Growing up, we had a neighbor named Professor Sullivan. He was the head of the drama department and, fittingly enough, he named his basset hound Gilbert.

I also had friends who owned an enormous, rather scary looking mastiff. He was a gentle giant all the way, but people would look at him and only see a big, frightening, dog. In a stroke of genius, they named him Willie Bite, because, of course, that’s the first thing anyone says when they see a large scary dog. Willie, recognizing his name and willing to make a new friend at any moment, would wag and smile, and show just how friendly he really was.

Conversely …

Some very gay neighbors had an adorable tiny Yorkie they named “Babs”. Babs was very enthusiastically friendly to all, wagging her whole body like mad the whole time. Between her Furby face and Yoda ears you couldn’t help but smile to look at her. She with her rhinestone encrusted collar and leash was the perfect fashion accessory to these two rather flamboyant (and very nice) guys.
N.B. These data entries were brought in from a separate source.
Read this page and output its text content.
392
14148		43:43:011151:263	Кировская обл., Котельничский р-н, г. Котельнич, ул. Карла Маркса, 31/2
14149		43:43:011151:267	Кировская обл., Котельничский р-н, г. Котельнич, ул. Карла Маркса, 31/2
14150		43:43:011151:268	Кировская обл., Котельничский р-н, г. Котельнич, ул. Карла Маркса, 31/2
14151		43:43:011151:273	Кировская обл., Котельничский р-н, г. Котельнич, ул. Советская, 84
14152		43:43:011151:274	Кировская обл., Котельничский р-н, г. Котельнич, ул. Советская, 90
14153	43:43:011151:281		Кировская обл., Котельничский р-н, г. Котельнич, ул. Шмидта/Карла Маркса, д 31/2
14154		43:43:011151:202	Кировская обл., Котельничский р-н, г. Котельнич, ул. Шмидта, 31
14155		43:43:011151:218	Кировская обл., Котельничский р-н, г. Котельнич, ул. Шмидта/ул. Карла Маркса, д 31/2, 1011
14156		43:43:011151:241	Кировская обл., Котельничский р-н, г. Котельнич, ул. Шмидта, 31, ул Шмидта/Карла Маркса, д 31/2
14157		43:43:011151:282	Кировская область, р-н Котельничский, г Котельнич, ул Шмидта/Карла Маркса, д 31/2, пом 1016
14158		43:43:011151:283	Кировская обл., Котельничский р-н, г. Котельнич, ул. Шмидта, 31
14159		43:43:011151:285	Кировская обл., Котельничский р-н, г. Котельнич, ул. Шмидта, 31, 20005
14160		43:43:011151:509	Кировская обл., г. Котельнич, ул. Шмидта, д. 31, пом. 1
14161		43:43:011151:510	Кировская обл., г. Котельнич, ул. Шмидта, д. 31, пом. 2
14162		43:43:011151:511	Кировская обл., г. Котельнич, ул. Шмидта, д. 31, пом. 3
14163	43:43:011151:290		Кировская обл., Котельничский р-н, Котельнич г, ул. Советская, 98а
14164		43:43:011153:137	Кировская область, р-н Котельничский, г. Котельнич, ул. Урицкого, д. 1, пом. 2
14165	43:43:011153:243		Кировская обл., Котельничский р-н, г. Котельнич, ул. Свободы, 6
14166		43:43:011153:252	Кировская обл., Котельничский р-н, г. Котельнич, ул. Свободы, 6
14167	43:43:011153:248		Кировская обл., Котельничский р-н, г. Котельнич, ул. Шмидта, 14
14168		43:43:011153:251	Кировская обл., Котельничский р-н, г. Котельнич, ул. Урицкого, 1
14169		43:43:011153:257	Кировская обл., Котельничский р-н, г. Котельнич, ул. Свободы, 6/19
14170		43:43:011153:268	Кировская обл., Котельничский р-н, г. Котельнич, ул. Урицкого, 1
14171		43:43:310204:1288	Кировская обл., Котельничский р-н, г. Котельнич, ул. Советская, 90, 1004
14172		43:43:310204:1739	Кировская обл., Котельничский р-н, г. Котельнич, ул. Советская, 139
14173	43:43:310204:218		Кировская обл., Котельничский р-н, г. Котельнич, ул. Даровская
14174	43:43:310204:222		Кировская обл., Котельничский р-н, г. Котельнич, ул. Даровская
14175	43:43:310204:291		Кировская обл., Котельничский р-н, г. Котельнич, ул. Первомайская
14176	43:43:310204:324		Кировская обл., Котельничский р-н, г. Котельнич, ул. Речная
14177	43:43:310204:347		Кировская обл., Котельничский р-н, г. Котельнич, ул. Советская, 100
If in our approaching dotage my wife and I ever get a dog, it’ll be a silly little yorkie like Babs. Named “Fëarsôme BeËste” in the style of Mötley Crüe - Wikipedia

At a meet up in the park Easter Sunday, I met a sweet Yorkie called Swiffer. She totally looked the part.

One of Dusty’s brothers was a black-and-white tabby with six toes on one front foot and seven on the other. We named him Ripley. Poor little guy. He was only a few months old when my sister, crying, came in from the back yard where she had found Ripley–dead. :frowning:

We got adopted by a stray kitty a few years back. Ivylad strongly prefers dogs to cats, so at first we were going to take him to the no-kill shelter.

However, the kitty, who knew who he had to convince, jumped up on Ivylad’s lap that first night, curled up, and purred for three hours straight.

We named him Rary. It’s short for Temporary.

Then the king cast the children in the fiery furnace!

My first cat was named Princess Alexandra of Denmark - Sandy for short. We have also had a cat named Bunwarrior (who ate a lot) and one named Cleocatra (a tabby with very distinct “eyeliner” markings).